Energy Networks Australia chief executive officer John Bradley said access to natural gas was vital to enable Victoria’s transition to a cleaner energy future.
“Blanket bans on gas development are a high risk strategy, given no other state depends more on secure access to this low carbon energy source than Victoria,” Mr Bradley said.
“This year the Australian Government identified a gas supply shortfall for Victoria and southern states over the next 20 years, so blanket bans can only drive up prices or increase the risks of a shortfall that threaten jobs and households.”
Mr Bradley said that the South Australian energy sector highlighted the important role of gas and gas-fired generation supporting power system security and reliability.
“Natural gas can play a vital role supporting supply security as more renewables are added to the system but a state wide ban on gas exploration and production will threaten that transition,” Mr Bradley said.
“Victoria’s energy system already faces a lot of radical change – with Government policies to introduce 5400MW of renewable generation capacity in less than a decade and the recent announcement that Hazelwood power station will close with just five months notice.”
APPEA chief executive Dr Malcolm Roberts said the Victorian Government had chosen to ignore warnings of a looming gas supply shortage in its pursuit of green votes.
The legislation will extend the existing moratorium on onshore gas development until 2020 and permanently ban fracking.
“There is no environmental or scientific reason to ban natural gas development,” Dr Roberts said.
“Countless independent inquiries and decades of practical experience show the industry is safe. It is bewildering that a state that safely produced conventional gas onshore for 20 years until 2006 now claims it is unsafe.”
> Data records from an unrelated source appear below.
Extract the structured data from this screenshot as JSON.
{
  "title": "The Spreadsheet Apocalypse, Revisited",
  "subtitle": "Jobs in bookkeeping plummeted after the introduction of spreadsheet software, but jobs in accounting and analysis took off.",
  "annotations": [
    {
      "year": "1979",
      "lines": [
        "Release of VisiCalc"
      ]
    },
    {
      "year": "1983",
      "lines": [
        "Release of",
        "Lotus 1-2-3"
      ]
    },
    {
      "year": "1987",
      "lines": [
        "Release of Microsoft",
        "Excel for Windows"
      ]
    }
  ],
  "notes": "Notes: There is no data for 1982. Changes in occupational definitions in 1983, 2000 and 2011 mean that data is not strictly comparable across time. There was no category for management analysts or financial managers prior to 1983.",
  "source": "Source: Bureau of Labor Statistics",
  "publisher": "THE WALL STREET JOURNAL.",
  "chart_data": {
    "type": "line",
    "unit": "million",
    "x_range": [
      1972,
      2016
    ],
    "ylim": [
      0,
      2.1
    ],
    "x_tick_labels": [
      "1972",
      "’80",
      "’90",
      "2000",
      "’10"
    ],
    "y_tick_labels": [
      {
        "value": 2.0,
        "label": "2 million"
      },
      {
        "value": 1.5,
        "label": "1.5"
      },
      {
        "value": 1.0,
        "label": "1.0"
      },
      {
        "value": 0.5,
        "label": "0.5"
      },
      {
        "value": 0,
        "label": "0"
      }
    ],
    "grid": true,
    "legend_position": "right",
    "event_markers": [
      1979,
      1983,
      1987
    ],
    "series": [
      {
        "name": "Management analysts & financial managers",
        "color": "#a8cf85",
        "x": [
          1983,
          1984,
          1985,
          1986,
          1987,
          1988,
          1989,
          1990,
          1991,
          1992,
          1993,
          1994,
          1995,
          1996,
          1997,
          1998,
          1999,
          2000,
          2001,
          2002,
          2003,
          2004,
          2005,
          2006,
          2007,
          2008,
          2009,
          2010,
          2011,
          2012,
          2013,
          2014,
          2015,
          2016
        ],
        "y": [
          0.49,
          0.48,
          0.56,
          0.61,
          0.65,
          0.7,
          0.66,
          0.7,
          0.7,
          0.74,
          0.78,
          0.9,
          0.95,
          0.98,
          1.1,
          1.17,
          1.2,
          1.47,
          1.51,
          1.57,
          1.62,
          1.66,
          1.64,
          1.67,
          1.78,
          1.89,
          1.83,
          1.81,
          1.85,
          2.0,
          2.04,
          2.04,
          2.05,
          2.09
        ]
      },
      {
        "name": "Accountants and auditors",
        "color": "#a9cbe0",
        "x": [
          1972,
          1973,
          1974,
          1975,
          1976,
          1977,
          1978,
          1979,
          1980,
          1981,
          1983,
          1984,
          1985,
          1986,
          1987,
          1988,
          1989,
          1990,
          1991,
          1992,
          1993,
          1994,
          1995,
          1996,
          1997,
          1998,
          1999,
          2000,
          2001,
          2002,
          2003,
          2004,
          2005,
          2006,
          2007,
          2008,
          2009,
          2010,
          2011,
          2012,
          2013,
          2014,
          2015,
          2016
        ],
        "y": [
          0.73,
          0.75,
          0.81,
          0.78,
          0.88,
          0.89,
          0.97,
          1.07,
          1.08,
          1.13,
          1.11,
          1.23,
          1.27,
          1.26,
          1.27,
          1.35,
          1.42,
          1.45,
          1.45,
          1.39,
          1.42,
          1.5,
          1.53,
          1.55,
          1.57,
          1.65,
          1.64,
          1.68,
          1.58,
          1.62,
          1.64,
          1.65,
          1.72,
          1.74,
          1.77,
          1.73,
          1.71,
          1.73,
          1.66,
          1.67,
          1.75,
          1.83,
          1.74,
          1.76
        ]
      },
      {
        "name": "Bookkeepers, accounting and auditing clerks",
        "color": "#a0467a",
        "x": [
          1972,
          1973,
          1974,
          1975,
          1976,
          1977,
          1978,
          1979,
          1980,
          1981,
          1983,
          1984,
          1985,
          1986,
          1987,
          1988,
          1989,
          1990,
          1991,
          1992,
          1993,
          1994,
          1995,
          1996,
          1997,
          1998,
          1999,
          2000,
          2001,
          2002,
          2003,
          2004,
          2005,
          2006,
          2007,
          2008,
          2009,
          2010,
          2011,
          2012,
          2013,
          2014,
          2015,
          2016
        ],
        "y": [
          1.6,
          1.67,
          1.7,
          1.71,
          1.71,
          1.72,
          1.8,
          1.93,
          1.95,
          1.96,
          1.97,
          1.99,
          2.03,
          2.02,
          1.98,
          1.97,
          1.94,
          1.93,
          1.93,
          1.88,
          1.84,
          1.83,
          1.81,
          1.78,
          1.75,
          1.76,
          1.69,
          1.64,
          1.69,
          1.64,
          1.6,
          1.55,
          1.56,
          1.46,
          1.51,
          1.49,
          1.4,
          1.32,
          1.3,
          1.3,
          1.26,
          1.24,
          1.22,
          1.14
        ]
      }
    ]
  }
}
Dr Roberts said Victoria relied on natural gas more than any other state.
“Victoria desperately needs more gas development – not less. Four out of every five homes use gas; the rate of household usage is more than double the rate in South Australia and almost triple the rate in New South Wales,” Dr Roberts said.
“As a vital ingredient in many manufacturing processes, gas is also critical to the Victorian economy. It reliability and cleaner-burning qualities also make it essential in the transition to a low carbon future.
“The Australian Energy Market Operator and the Australian Consumer and Competition Commission have warned of gas supply shortfalls as early as 2019, yet the Andrews Government continues to ignore this.
“Its pursuit of more renewable energy means it will need more gas in the future to ensure a reliable energy supply.”